Neste “sistema” todas as rolagens de dado são feitas com um d100, ou dado de porcentagem. Quando o jogador ataca por exemplo, ele rola um d100 e então o mestre deve decidir o que acontece dependendo do resultado obtido, ou ainda ele próprio rolar outro d100 contra o jogador para ver se ele consegue ou não. E assim por diante com todos os testes de perícia. Você ainda pode usar uma “regra” opcional em que se o jogador tirar 96 ou mais no d100 ele “abre” o dado, podendo rolá-lo de novo, e assim por diante. Isto pode gerar cenas muito engraçadas e um tanto ridículas e não é sugerido se você quer algo mais sério.

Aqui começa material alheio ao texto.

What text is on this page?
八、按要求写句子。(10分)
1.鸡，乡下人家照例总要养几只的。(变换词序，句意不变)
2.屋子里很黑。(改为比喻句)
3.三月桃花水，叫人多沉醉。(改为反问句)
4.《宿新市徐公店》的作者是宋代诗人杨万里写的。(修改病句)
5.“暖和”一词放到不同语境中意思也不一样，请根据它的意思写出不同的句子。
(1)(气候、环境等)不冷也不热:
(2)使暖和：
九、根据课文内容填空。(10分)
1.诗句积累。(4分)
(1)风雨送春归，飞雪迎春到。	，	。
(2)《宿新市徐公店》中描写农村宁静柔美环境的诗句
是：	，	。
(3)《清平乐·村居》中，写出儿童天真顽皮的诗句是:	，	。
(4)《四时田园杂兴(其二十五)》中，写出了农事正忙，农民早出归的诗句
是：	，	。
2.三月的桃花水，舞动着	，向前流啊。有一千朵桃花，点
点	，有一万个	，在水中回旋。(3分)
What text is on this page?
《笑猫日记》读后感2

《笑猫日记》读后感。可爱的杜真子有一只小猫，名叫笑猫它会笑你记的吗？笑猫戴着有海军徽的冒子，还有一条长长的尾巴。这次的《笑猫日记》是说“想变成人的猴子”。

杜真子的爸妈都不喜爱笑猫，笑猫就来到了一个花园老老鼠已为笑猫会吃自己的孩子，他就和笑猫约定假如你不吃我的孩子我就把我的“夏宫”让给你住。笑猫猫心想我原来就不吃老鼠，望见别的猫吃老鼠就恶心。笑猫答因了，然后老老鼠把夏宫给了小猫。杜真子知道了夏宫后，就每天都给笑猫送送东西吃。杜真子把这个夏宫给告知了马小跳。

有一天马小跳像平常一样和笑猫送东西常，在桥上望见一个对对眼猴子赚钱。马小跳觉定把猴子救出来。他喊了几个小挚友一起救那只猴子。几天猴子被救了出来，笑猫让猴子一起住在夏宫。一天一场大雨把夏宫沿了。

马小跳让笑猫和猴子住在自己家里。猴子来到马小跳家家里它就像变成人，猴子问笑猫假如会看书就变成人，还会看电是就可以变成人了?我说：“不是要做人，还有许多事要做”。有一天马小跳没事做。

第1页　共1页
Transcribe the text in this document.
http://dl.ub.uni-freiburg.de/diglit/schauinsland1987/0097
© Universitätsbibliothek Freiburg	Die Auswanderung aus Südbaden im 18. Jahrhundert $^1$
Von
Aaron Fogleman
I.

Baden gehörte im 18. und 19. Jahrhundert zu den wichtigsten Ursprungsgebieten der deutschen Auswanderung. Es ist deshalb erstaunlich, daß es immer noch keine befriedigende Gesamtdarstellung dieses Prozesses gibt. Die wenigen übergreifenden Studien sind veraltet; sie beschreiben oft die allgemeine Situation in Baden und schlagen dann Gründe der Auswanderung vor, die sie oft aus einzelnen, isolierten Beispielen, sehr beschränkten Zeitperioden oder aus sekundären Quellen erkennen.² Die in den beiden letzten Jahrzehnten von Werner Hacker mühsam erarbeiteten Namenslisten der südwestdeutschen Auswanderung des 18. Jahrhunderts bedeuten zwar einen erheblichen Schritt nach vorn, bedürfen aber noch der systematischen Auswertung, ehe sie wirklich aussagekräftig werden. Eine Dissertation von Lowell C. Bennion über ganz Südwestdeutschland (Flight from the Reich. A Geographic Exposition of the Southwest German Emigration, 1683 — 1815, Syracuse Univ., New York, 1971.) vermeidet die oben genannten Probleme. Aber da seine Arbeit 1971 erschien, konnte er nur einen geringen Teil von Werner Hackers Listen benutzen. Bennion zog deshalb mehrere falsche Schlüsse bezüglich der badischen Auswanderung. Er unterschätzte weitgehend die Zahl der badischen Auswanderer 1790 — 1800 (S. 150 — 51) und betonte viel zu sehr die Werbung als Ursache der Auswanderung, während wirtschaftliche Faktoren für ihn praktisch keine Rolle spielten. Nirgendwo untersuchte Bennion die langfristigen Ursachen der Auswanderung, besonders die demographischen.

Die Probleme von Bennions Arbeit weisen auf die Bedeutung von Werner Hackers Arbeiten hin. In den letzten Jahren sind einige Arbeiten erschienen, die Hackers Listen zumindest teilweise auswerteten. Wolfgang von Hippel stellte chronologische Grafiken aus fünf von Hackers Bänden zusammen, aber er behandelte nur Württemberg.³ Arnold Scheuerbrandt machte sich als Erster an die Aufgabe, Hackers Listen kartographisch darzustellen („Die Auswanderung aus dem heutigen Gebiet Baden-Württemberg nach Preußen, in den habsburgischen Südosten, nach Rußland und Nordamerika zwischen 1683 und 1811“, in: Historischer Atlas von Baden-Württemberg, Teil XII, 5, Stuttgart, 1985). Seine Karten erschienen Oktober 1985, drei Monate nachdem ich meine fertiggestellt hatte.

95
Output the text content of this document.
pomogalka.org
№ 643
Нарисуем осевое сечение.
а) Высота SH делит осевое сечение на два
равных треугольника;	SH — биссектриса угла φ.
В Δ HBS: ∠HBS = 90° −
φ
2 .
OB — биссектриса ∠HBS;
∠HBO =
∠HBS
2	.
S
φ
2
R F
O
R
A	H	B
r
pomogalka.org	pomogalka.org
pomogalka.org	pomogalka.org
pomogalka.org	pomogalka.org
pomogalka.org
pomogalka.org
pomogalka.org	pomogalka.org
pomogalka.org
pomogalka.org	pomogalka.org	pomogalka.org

Lembrando que a palavra do mestre é sempre decisiva em qualquer situação.

Divirta-se:

Esta é de longe a regra mais importante, e nenhuma das outras acima tem sentido se ela não for seguida. De boas risadas com os seus amigos quando o seu mago elfo os salvar da prisão entortando as barras de ferro maciço com um 100, ou então quebrando os dedos com um 1. Deixe a sua imaginação voar alto, e tenho certeza que você não vai querer voltar para o chão tão cedo.


Eduardo
“É por isso que as histórias nos atraem. Elas nos dão a clareza e a simplicidade que faltam a vida real.”